Why a global perspective is important

Greg Dean's picture

We talk a lot about how Canada is a thin market, especially when you venture out of banks and resources. Asset managers are a great example, as there are really only four of significance that are publicly traded in Canada: CI Financial, AGF Management, Fiera Capital, and IGM Financial (Investors Group/Mackenzie). These businesses are driven by 1) Market performance and 2) Net sales. The table below illustrates the correlation between growth in assets under management (AUM) and share price performance (for the year ending March 31, 2013).

Note: due to a significant acquisition, Fiera's AUM growth is not meaningful for this comparison.

The table also clearly shows that if you didn’t own CI (or Fiera), you didn’t make any money on Canadian asset managers over the past year. (The returns for the 12 months ending March 31 were: CI +24%, FSZ +19%, IGM -2%, AGF.B -28%.) But if you are willing to look outside of Canada, there are literally dozens of asset managers who are relevant globally and have been public for decades. I follow 35 on a daily basis and that group on average was up about 20% over the past year. Across our funds, we own 11 in total but only two of those are Canadian (Fiera and Guardian). A well-run asset management business can make for a very powerful stock, especially when markets are cooperative. With a bullish view on the markets and by not relegating ourselves to the Canadian market, we were able to impact every portfolio over the past year with an asset manager that fit the risk/reward profile of that mandate (small/large cap, U.S., global, income, etc.). We encourage you to look beyond Canada, not just for diversification but also for a bigger universe of compelling risk/reward opportunities.

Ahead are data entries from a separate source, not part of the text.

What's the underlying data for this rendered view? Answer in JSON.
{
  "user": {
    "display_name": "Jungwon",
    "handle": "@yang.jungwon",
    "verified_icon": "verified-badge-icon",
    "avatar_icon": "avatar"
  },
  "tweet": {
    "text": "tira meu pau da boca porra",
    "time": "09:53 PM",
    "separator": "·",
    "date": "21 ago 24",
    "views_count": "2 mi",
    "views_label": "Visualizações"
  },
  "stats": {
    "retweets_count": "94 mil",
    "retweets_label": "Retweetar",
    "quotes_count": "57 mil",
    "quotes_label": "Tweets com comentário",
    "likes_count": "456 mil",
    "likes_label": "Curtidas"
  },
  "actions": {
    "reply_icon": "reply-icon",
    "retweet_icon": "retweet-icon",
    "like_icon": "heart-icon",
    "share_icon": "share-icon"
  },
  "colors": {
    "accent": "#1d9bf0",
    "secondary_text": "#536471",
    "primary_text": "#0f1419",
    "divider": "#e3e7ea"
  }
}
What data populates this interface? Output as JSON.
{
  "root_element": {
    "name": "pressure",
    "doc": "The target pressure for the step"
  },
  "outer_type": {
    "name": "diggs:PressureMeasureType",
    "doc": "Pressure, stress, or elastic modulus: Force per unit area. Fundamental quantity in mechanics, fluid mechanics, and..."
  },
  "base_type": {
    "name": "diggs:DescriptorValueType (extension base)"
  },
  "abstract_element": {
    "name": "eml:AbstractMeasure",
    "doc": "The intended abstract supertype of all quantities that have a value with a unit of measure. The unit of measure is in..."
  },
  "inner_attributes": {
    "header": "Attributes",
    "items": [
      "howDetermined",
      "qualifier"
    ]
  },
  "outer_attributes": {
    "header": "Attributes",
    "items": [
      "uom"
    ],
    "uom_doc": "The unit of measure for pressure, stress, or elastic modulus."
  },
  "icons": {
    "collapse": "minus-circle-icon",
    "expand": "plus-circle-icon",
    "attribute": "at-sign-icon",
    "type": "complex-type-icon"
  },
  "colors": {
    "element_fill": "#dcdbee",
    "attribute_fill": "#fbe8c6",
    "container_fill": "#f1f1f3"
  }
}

Submitted by Bob Crichton on

Are you prohibited from owning CI? If not, it might be a nice gesture to show investors "you eat at your own restaurant."

Greg Dean's picture
Submitted by Greg Dean on

You raise an excellent point. We "eat at our own restaurant" in a very big way! The majority of my net worth is in Cambridge funds and the same is true for Steve and Brandon. In addition, since we have joined CI, a significant portion of our pay has been deferred and invested in the funds. These contributions vest over three years, so we are well aligned with unitholders to say the least.

It’s a great question to ask of any portfolio manager you are considering entrusting with your money or your clients' money -- are they significant investors in their own funds?

We like companies where management owns a significant amount of shares personally and were not given the equity in options, but used their hard-earned money to buy the stake. Examples include Couche-Tard, Tourmaline, Sylogist, Huntingdon, and we could go on. We ask it of the companies we invest in and thus expect clients to ask it of us. We run the funds as if it's our own money because it is our own money.

CI funds are allowed to own shares of CI Financial but the transactions are subject to review by the funds’ Independent Review Committee because of the potential for conflicts of interest. We have not owned CIX in the funds.